Can people with lots of things they don't want others to know be good friends with anyone? If something bad happened to your friend and they only told you part of the story (say they did something wrong) with some of the details left out and altered slightly, can they have a normal friendship with you, or anyone else? What if you find out, do you tell them?

Some times people do not know how someone will react when they tell someone something. They feel that they should not tell the whole story out if fear they might lose their friendship. People also tell people things that they know they can trust. Not everyone is open about their lives and some times people alter the truth.
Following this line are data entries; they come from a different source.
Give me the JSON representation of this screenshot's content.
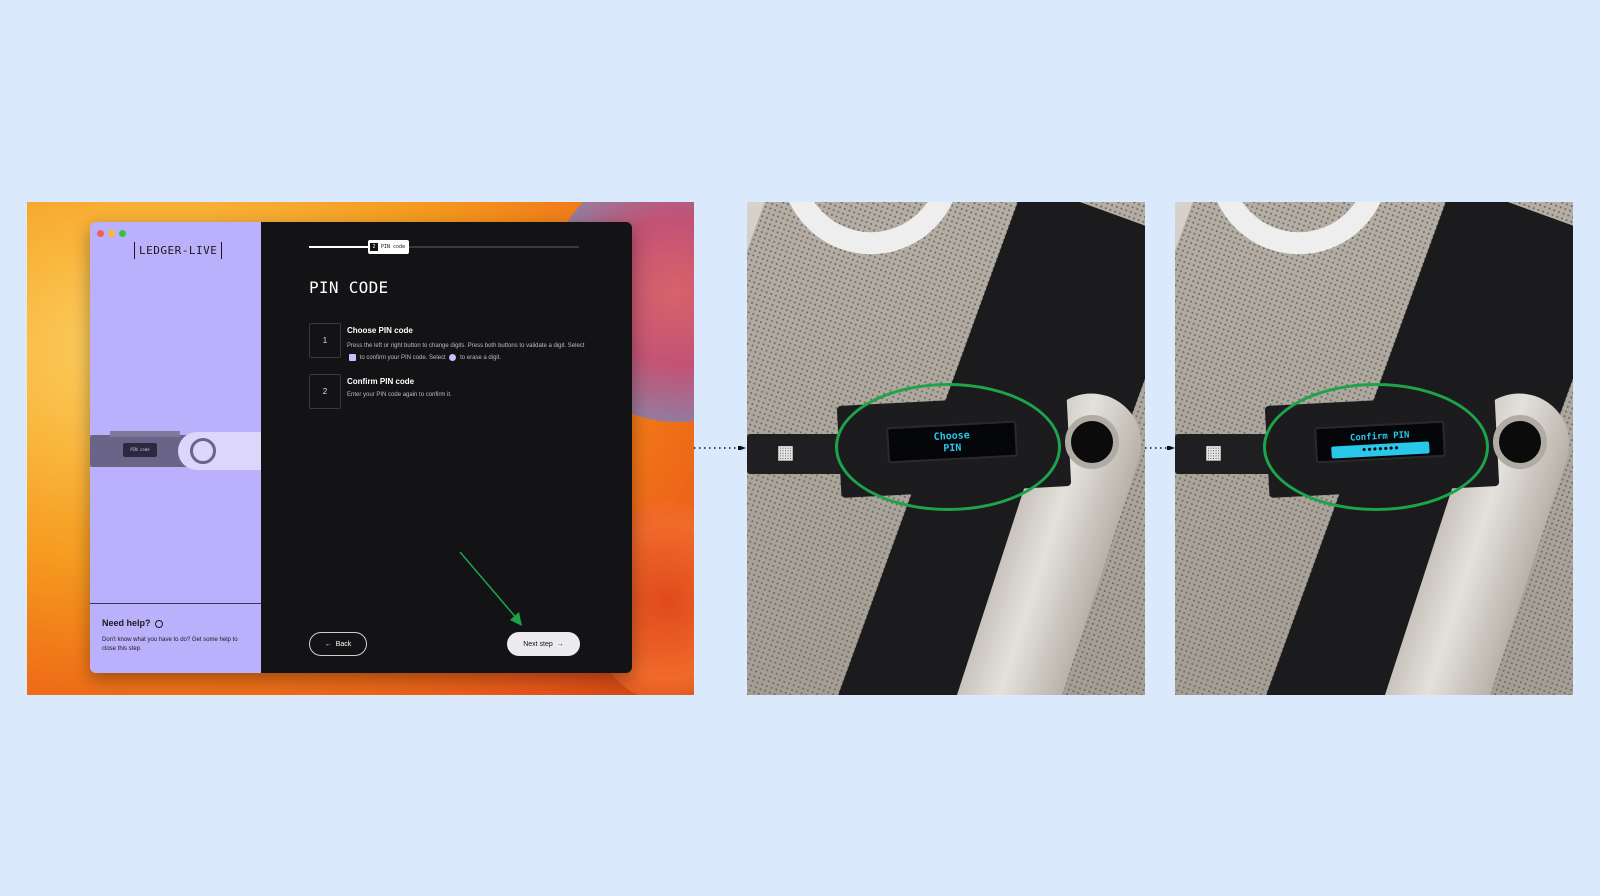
{
  "background_color": "#dbe9fd",
  "app": {
    "logo": "LEDGER-LIVE",
    "window_lights": [
      "#f05f57",
      "#f7bd2f",
      "#2fc441"
    ],
    "progress": {
      "step_number": "2",
      "step_label": "PIN code",
      "fraction": 0.22
    },
    "page_title": "PIN CODE",
    "steps": [
      {
        "number": "1",
        "title": "Choose PIN code",
        "text_part1": "Press the left or right button to change digits. Press both buttons to validate a digit. Select",
        "text_part2": "to confirm your PIN code. Select",
        "text_part3": "to erase a digit.",
        "icon_confirm": "check-icon",
        "icon_erase": "erase-icon"
      },
      {
        "number": "2",
        "title": "Confirm PIN code",
        "text": "Enter your PIN code again to confirm it."
      }
    ],
    "device_screen_label": "PIN code",
    "help": {
      "title": "Need help?",
      "text": "Don't know what you have to do? Get some help to close this step."
    },
    "buttons": {
      "back": "Back",
      "next": "Next step"
    },
    "annotation_color": "#1ea34a"
  },
  "photos": [
    {
      "screen_line1": "Choose",
      "screen_line2": "PIN",
      "annotation": "green-ellipse"
    },
    {
      "screen_line1": "Confirm PIN",
      "screen_line2": "•••••••",
      "annotation": "green-ellipse"
    }
  ]
}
If someone knows the truth then you do tell them you know. I think they would feel more relieved if their friend knew the truth. People can be good friends even if there is something they didn't want them to know. People do not often talk about the past and if they do if usually is about the good times in their lives. How you confront the issue is you say you know the truth about what happened. You can always come and talk. Too me about anything. This way the person know they can go too you to talk. Some times people do not tell things out of fear of being judged by others. Some people leave their past behind to start over in a new life. So people often do not bring things up cause they are trying to forget . They don't want to be reminded if something bad happened. So they just never talk about it unless they have to explain something. But yes, you still can be friends with someone that isn't ready to share what really happened. But it does not mean they never will tell the whole story. They might share it after when they feel more comfortable.